Jolanda Steininger
Unser Aufenthalt im nahen Osten erwies sich als spaßiger, einmaliger und lehrreicher Trip durch Israel mit vielen neuen Eindrücken und Bildern. Eine Zeit, die mir sehr viele Antworten gegeben aber auch eine Reihe interessanter Fragen aufgeworfen hat. Als Ziele hatten wir uns einerseits das Unterstützen und Helfen in der Beduinengemeinschaft und im Mädchenwaisenhaus gemacht und auf der anderen Seite das Zusammenarbeiten mit lokalen Gruppen aus Israel bzw. Palästina.

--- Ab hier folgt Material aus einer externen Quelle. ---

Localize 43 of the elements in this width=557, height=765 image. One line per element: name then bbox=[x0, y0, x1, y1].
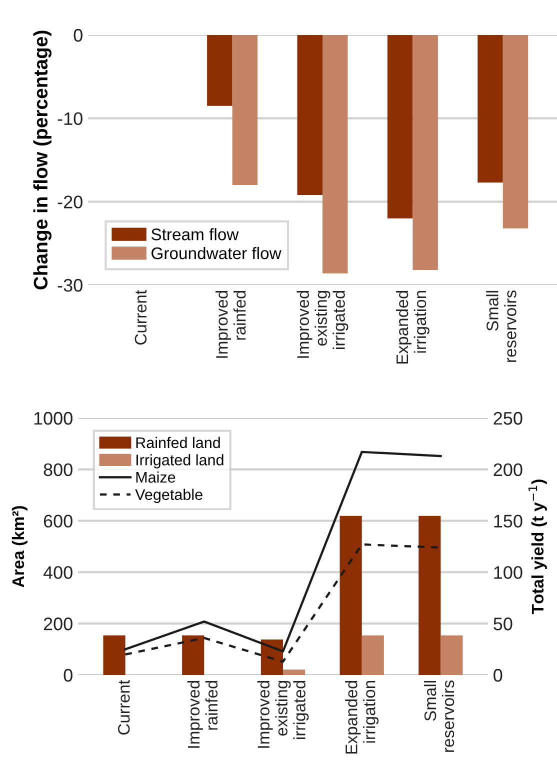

Ersteres hat recht gut geklappt. Das Mobilisieren der feiwilligen Studenten erwies sich jedoch als weitaus schwieriger als geplant. Im Weg standen uns Vorbehalte gegenüber den Beduinen sowie Angst und Groll gegen die jeweils „andere Seite“. Nur Olga, eine israelische Studentin und zwei Studenten von der Al Quds Universität in der West Bank kamen für einen Tag um uns zu unterstützen. Dieser Umstand hat mir gezeigt wie tief diese Vorurteile und Angst wirklich sitzen, wenn das bloße Zusammensein schon so problematisch ist. Während unseres Aufenthalts besuchten wir die Al Quds Universität sowie viele andere spannende Orte in der West Bank. Den Kontakt zu Israelis knüpften wir in Jerusalem. Es war sehr spannend beide Seiten kennen zu lernen und unmöglich alles ganz zu verstehen.
Karoline Siquans
Was mich an dem Projekt besonders beeindruckt hat, war der Zusammenhalt in unserer internationalen Gruppe. Drei Leute aus den USA, vier aus der Türkei und fünf aus Österreich – am Ende des ersten Tages waren wir eine Familie. Unser gemeinsames Ziel – abstrakt formuliert, Denkanstöße zu geben und Freude in eine Gemeinschaft zu bringen, ohne Selbige dabei zu übergehen, im Konkreten, eine Mauer zu bemalen und mit den Kindern zu spielen – hat uns geeint und als starkes, homogenes Team auftreten lassen.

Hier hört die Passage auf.